Kazuchika Okada vs Shingo Takagi
This one was incredibly close with the main difference lying in Okada using Submissions for almost 100 seconds more than Takagi. Another noteworthy point is Takagi's propensity to spend time playig to the crowd to build his own momentum.
Very back and forth with a huge mid match peak from Okada. However he also spend two 3-minute periods with 0 offence, Shingo had one such period.
Okada was very much in the driver seat in terms of the cumulation of damage. From the 12th minute onwards Shingo was unable to match Okada's offence. The gap peaked around the 24th minute and Shingo managed to gain ground until the 34th minute when Okada took the match home.
This match started with a bit of a balanced rhythm until the 20th minute peak. Then followed a lull as the competitors recovered before building the intensity until the finish, which was also the second highest peak in offence of the match.
This match was particularly notable for it's high volume of striking and reversals.
Here you can see an overview of the match. You can see how the 'flow of offence's reflect each other.
Kazuchika Okada vs Will Ospreay
Another match where Okada utilised a lot of submissions to negatively affect his opponent. However this time, his opponent out did him in terms of strikes so his submission use was necessary to give him more chance of winning! In terms of big offence Okada and Ospreay were essentially level in terms of grapples and dives combined. However Okada achieved more submission time of 10 seconds.
The way the two wrestlers acheived their offence differed in terms of spread. Okada hit more highs and lows whereas Ospreay was more consistent. Okada had three periods where he failed to achieve any offence for 2 or 3 minutes, just once for Ospreay. This was underwritten by the fact Okada achieved 4/5 of the highest offensive peaks in this match.

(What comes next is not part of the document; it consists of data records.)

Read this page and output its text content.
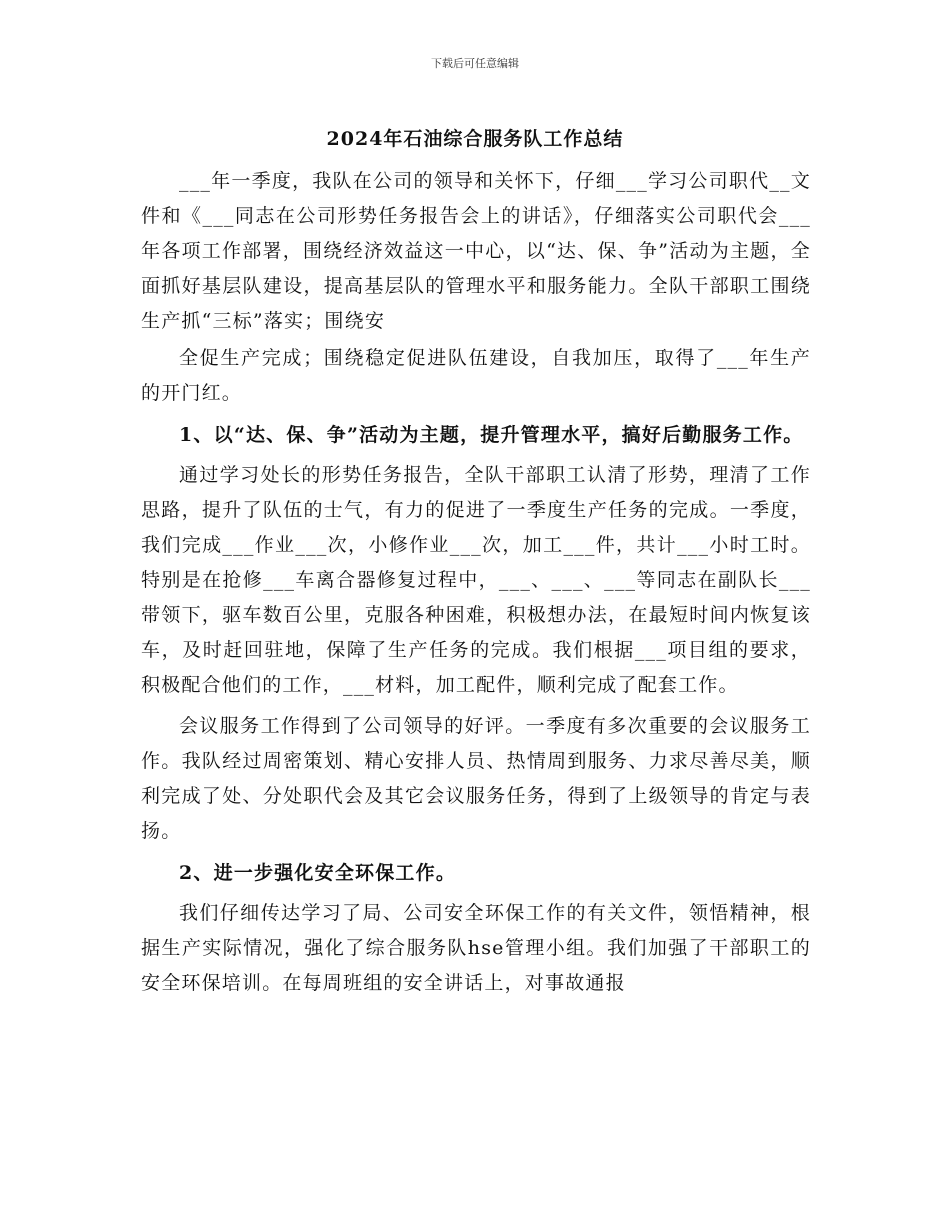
下载后可任意编辑
2024年石油综合服务队工作总结

___年一季度，我队在公司的领导和关怀下，仔细___学习公司职代__文件和《___同志在公司形势任务报告会上的讲话》，仔细落实公司职代会___年各项工作部署，围绕经济效益这一中心，以“达、保、争”活动为主题，全面抓好基层队建设，提高基层队的管理水平和服务能力。全队干部职工围绕生产抓“三标”落实；围绕安

全促生产完成；围绕稳定促进队伍建设，自我加压，取得了___年生产的开门红。

1、以“达、保、争”活动为主题，提升管理水平，搞好后勤服务工作。

通过学习处长的形势任务报告，全队干部职工认清了形势，理清了工作思路，提升了队伍的士气，有力的促进了一季度生产任务的完成。一季度，我们完成___作业___次，小修作业___次，加工___件，共计___小时工时。特别是在抢修___车离合器修复过程中，___、___、___等同志在副队长___带领下，驱车数百公里，克服各种困难，积极想办法，在最短时间内恢复该车，及时赶回驻地，保障了生产任务的完成。我们根据___项目组的要求，积极配合他们的工作，___材料，加工配件，顺利完成了配套工作。

会议服务工作得到了公司领导的好评。一季度有多次重要的会议服务工作。我队经过周密策划、精心安排人员、热情周到服务、力求尽善尽美，顺利完成了处、分处职代会及其它会议服务任务，得到了上级领导的肯定与表扬。

2、进一步强化安全环保工作。

我们仔细传达学习了局、公司安全环保工作的有关文件，领悟精神，根据生产实际情况，强化了综合服务队hse管理小组。我们加强了干部职工的安全环保培训。在每周班组的安全讲话上，对事故通报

In terms of damage issued to the opponent, this match was incredibly close throughout. Ospreay was ahead in this metric for most of the match due to his higher percentage of offence and his use of high-value dives. However, Okada's greater use of big moves and in particular his two finishers meant he just pipped Ospreay at the last in terms of damage achieved.
This match was remarkably consistent in terms of the cumulative action, with the ebbs and flows of this one oscillating within a fairly narrow margin until the last 3 minutes.

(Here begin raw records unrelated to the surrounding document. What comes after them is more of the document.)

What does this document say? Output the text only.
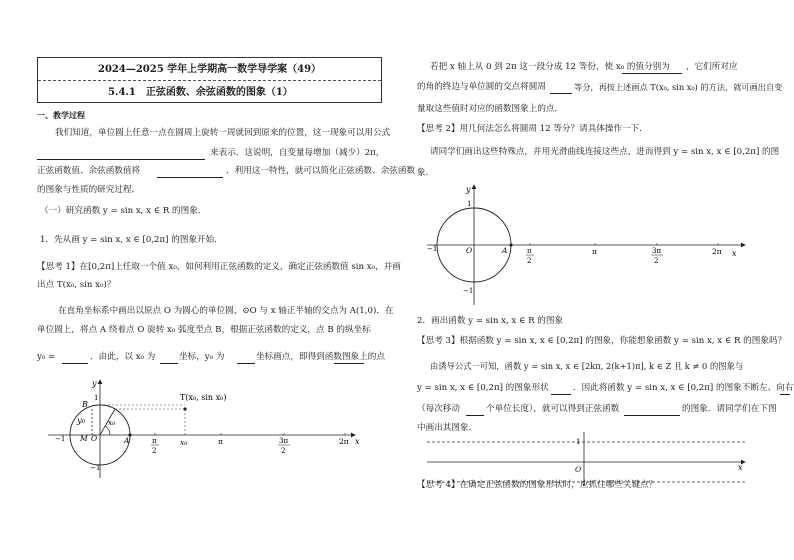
2024—2025 学年上学期高一数学导学案（49）
5.4.1　正弦函数、余弦函数的图象（1）
一、教学过程
我们知道，单位圆上任意一点在圆周上旋转一周就回到原来的位置，这一现象可以用公式
来表示．这说明，自变量每增加（减少）2π，
正弦函数值、余弦函数值将	．利用这一特性，就可以简化正弦函数、余弦函数
的图象与性质的研究过程．
（一）研究函数 y = sin x, x ∈ R 的图象．
1．先从画 y = sin x, x ∈ [0,2π] 的图象开始．
【思考 1】在[0,2π]上任取一个值 x₀，如何利用正弦函数的定义，确定正弦函数值 sin x₀，并画
出点 T(x₀, sin x₀)？
在直角坐标系中画出以原点 O 为圆心的单位圆，⊙O 与 x 轴正半轴的交点为 A(1,0)．在
单位圆上，将点 A 绕着点 O 旋转 x₀ 弧度至点 B，根据正弦函数的定义，点 B 的纵坐标
y₀ =	．由此，以 x₀ 为	坐标，y₀ 为	坐标画点，即得到函数图象上的点
T(x₀, sin x₀)
y
1
B
y₀	x₀
−1 M O	A	π
2
x₀	π	3π
2
2π x
−1
若把 x 轴上从 0 到 2π 这一段分成 12 等份，使 x₀ 的值分别为 ，它们所对应
的角的终边与单位圆的交点将圆周	等分，再按上述画点 T(x₀, sin x₀) 的方法，就可画出自变
量取这些值时对应的函数图象上的点．
【思考 2】用几何法怎么将圆周 12 等分？请具体操作一下．
请同学们画出这些特殊点，并用光滑曲线连接这些点，进而得到 y = sin x, x ∈ [0,2π] 的图
象．
y
1
−1	O	A	π
2
π	3π
2
2π x
−1
2．画出函数 y = sin x, x ∈ R 的图象
【思考 3】根据函数 y = sin x, x ∈ [0,2π] 的图象，你能想象函数 y = sin x, x ∈ R 的图象吗？
由诱导公式一可知，函数 y = sin x, x ∈ [2kπ, 2(k+1)π], k ∈ Z 且 k ≠ 0 的图象与
y = sin x, x ∈ [0,2π] 的图象形状	．因此将函数 y = sin x, x ∈ [0,2π] 的图象不断左、向右
（每次移动	个单位长度），就可以得到正弦函数	的图象．请同学们在下图
中画出其图象．
1
O	x
【思考 4】在确定正弦函数的图象形状时，应抓住哪些关键点？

This match is particularly noteworthy of the fine balance struck between the two competitors thus achieving a real feel of struggle. This was underlined by the high use of reversals. Ospreay's use of dives is particularly high for this metric.
Above is the overview of this match. You can see how the measured use of offence on both sides led to a consistent flow in the match as a whole. This also meant that neither of the two competitors ran away with the cumulative offence.

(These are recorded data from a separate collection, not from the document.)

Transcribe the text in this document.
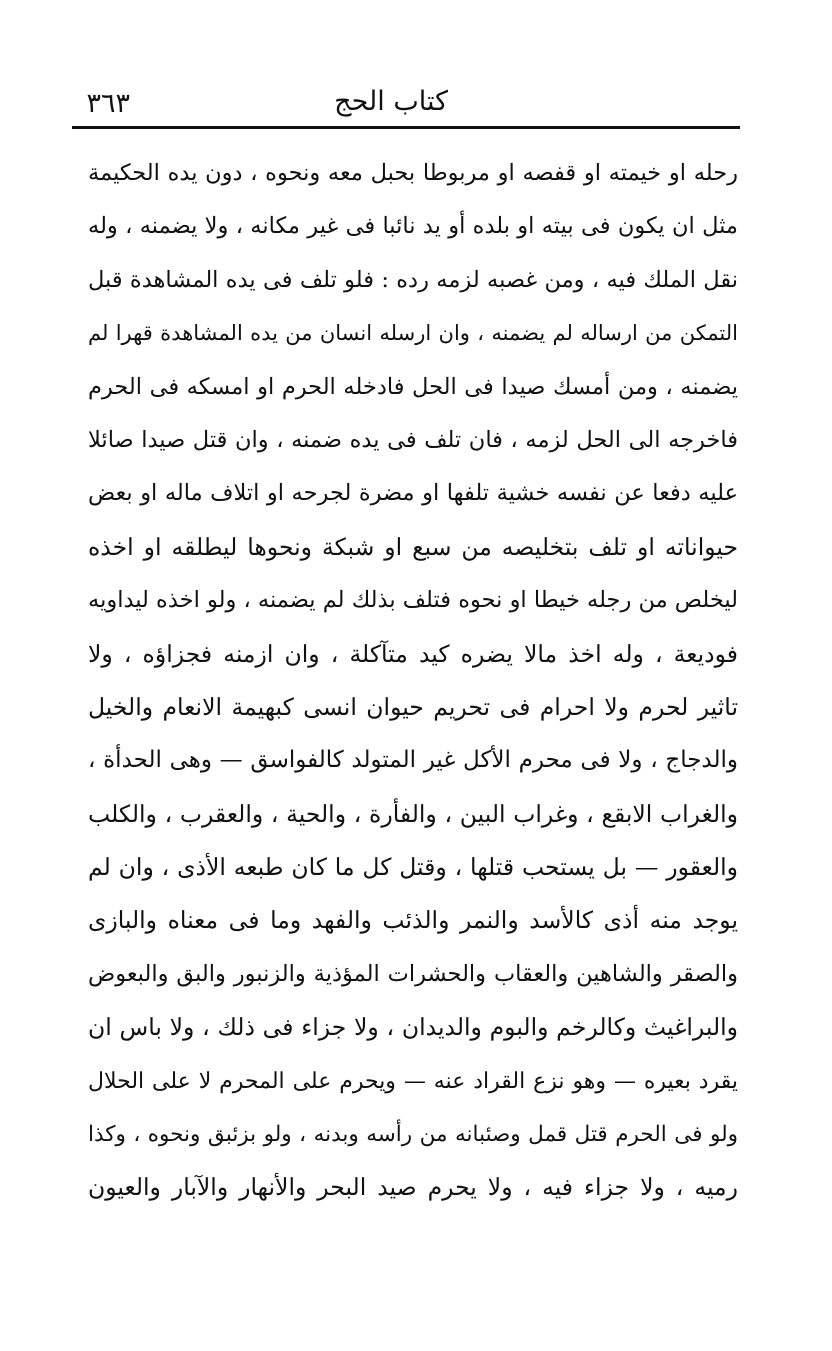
كتاب الحج
٣٦٣
رحله او خيمته او قفصه او مربوطا بحبل معه ونحوه ، دون يده الحكيمة
مثل ان يكون فى بيته او بلده أو يد نائبا فى غير مكانه ، ولا يضمنه ، وله
نقل الملك فيه ، ومن غصبه لزمه رده : فلو تلف فى يده المشاهدة قبل
التمكن من ارساله لم يضمنه ، وان ارسله انسان من يده المشاهدة قهرا لم
يضمنه ، ومن أمسك صيدا فى الحل فادخله الحرم او امسكه فى الحرم
فاخرجه الى الحل لزمه ، فان تلف فى يده ضمنه ، وان قتل صيدا صائلا
عليه دفعا عن نفسه خشية تلفها او مضرة لجرحه او اتلاف ماله او بعض
حيواناته او تلف بتخليصه من سبع او شبكة ونحوها ليطلقه او اخذه
ليخلص من رجله خيطا او نحوه فتلف بذلك لم يضمنه ، ولو اخذه ليداويه
فوديعة ، وله اخذ مالا يضره كيد متآكلة ، وان ازمنه فجزاؤه ، ولا
تاثير لحرم ولا احرام فى تحريم حيوان انسى كبهيمة الانعام والخيل
والدجاج ، ولا فى محرم الأكل غير المتولد كالفواسق — وهى الحدأة ،
والغراب الابقع ، وغراب البين ، والفأرة ، والحية ، والعقرب ، والكلب
والعقور — بل يستحب قتلها ، وقتل كل ما كان طبعه الأذى ، وان لم
يوجد منه أذى كالأسد والنمر والذئب والفهد وما فى معناه والبازى
والصقر والشاهين والعقاب والحشرات المؤذية والزنبور والبق والبعوض
والبراغيث وكالرخم والبوم والديدان ، ولا جزاء فى ذلك ، ولا باس ان
يقرد بعيره — وهو نزع القراد عنه — ويحرم على المحرم لا على الحلال
ولو فى الحرم قتل قمل وصئبانه من رأسه وبدنه ، ولو بزئبق ونحوه ، وكذا
رميه ، ولا جزاء فيه ، ولا يحرم صيد البحر والأنهار والآبار والعيون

Comparing Okada/Ospreay and Okada/Takagi
Here we have the two big matches from Wrestle Kingdom compared. The Takagi match is more focused on striking and hitting big grapples. Whereas the Ospreay match was significantly more punctuated by spectacular dives and had a touch more strikedowns, when viewing through a per hour lens to flatten the differences in length.
Via the match stats for the matches as a whole we can see how they compare directly. The Takagi match had a higher rate of offence per hour, but the Ospreay match utilised reversals more. Fantastically, both matches used the same rate of big offence occurance.
The Takagi match utilised a peak in the middle of the affair, with a period of selling, before building again. Whereas the Ospreay match was a more consistent spread of ups and downs before having a small period of ups and downs at the finish.
Thank you for reading this article. It feels sporadically written! Like there are some really good points but also muddled at times... Which, fittingly, mirrors my experience of watching Wrestle Kingdom.